Complete the square for this sum of terms: \[ -\frac{(x_t - x_{t-1})^2}{2 \sigma^2} + \Big[ \frac{\partial}{\partial x} \log \p(x_t) \Big] (x_{t-1} - x_t) \] First, rewrite \( (x_t - x_{t-1})^2 \): \[ (x_t - x_{t-1})^2 = (x_{t-1} - x_t)^2 \] Allowing us to rewrite our sum as: \[ -\frac{1}{2 \sigma^2} (x_{t-1} - x_t)^2 + \Big[ \frac{\partial}{\partial x} \log \p(x_t) \Big] (x_{t-1} - x_t) \]

Factor out \( -\frac{1}{2 \sigma^2} \) to make the quadratic term more explicit: \[ -\frac{1}{2 \sigma^2} \left[ (x_{t-1} - x_t)^2 - 2 \sigma^2 \Big[ \frac{\partial}{\partial x} \log \p(x_t) \Big] (x_{t-1} - x_t) \right] \]

The expression inside the brackets is a quadratic expression in \( (x_{t-1} - x_t) \). Let’s complete the square for: \[ (x_{t-1} - x_t)^2 - 2 \sigma^2 \Big[ \frac{\partial}{\partial x} \log \p(x_t) \Big] (x_{t-1} - x_t) \]

This allows us to rewrite the quadratic expression as: \[ \left[ (x_{t-1} - x_t) - \sigma^2 \Big[ \frac{\partial}{\partial x} \log \p(x_t) \Big] \right]^2 - \left( \sigma^2 \Big[ \frac{\partial}{\partial x} \log \p(x_t) \Big] \right)^2 \]

Substitute this back. Let $K$ stand in for $\text{constant}$: \begin{align*} \log \p(x_{t-1} | x_t) &= \log \p(x_t | x_{t-1}) + \log \p(x_{t-1}) - \log \p(x_t) \\ &= -\frac{(x_t - x_{t-1})^2}{2 \sigma^2} + \Big(\log \p(x_t) + \Big[ \frac{\partial}{\partial x} \log \p(x_t) \Big] (x_{t-1} - x_t)\Big) - \log \p(x_t) + K \\ &= -\frac{(x_t - x_{t-1})^2}{2 \sigma^2} + \Big[ \frac{\partial}{\partial x} \log \p(x_t) \Big] (x_{t-1} - x_t)+ K \\ &= -\frac{1}{2 \sigma^2} \left[ \left( x_{t-1} - x_t - \sigma^2 \Big[ \frac{\partial}{\partial x} \log \p(x_t) \Big] \right)^2 \right] + K \end{align*}

Final Result: Recall that the log of the gaussian PMF looks like this:

Let $X \sim N(\mu, \sigma^2)$. What is the log of the PMF of $X$? $$\log \P(X=x) = -\frac{1}{2 \sigma^2} (x - \mu)^2 + K$$
From the above, we see that \( x_{t-1} | x_t \) is Gaussian.
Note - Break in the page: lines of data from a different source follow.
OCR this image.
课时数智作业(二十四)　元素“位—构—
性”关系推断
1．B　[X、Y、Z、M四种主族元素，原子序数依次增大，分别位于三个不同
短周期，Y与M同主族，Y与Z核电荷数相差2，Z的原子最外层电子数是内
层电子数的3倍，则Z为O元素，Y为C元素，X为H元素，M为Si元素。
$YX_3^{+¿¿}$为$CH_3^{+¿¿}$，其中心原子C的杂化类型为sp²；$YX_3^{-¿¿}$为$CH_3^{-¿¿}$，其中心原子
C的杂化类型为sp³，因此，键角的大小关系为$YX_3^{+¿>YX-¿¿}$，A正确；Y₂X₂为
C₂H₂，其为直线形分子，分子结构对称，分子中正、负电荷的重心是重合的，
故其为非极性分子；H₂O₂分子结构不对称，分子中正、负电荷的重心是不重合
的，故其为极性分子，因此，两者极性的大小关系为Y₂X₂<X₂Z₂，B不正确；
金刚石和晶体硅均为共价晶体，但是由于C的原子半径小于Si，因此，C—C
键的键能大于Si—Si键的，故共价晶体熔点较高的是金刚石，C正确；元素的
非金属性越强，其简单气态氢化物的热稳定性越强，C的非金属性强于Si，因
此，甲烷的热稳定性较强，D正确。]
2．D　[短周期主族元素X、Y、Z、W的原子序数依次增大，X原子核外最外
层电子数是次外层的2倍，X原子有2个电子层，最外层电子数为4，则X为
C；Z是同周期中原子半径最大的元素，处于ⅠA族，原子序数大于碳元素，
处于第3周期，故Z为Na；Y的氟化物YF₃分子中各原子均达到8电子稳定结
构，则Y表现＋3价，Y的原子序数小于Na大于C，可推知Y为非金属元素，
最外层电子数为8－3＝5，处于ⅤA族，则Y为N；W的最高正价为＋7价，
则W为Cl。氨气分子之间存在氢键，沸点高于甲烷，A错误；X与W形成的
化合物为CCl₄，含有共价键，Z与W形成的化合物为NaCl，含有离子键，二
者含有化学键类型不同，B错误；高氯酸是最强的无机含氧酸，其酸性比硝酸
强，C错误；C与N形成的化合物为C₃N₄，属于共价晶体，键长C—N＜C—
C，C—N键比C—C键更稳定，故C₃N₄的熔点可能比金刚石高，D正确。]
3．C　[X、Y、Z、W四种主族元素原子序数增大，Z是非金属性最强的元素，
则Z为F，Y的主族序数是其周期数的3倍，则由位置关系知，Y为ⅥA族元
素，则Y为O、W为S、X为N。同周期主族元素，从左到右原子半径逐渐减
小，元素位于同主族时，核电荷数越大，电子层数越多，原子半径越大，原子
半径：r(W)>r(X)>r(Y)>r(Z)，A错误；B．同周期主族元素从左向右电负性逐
How do we know this? The distribution is identical, up to additive factors, to the log-density of a Normal distribution. \[ x_{t-1} | x_t \sim N\left( \mu_{t-1}, \sigma^2 \right), \] where: \[ \mu_{t-1} = x_t + \sigma^2\Big[ \frac{\partial}{\partial x} \log \p(x_t) \Big] \] The variance remains \( \sigma^2 \), which is fixed from the forward process.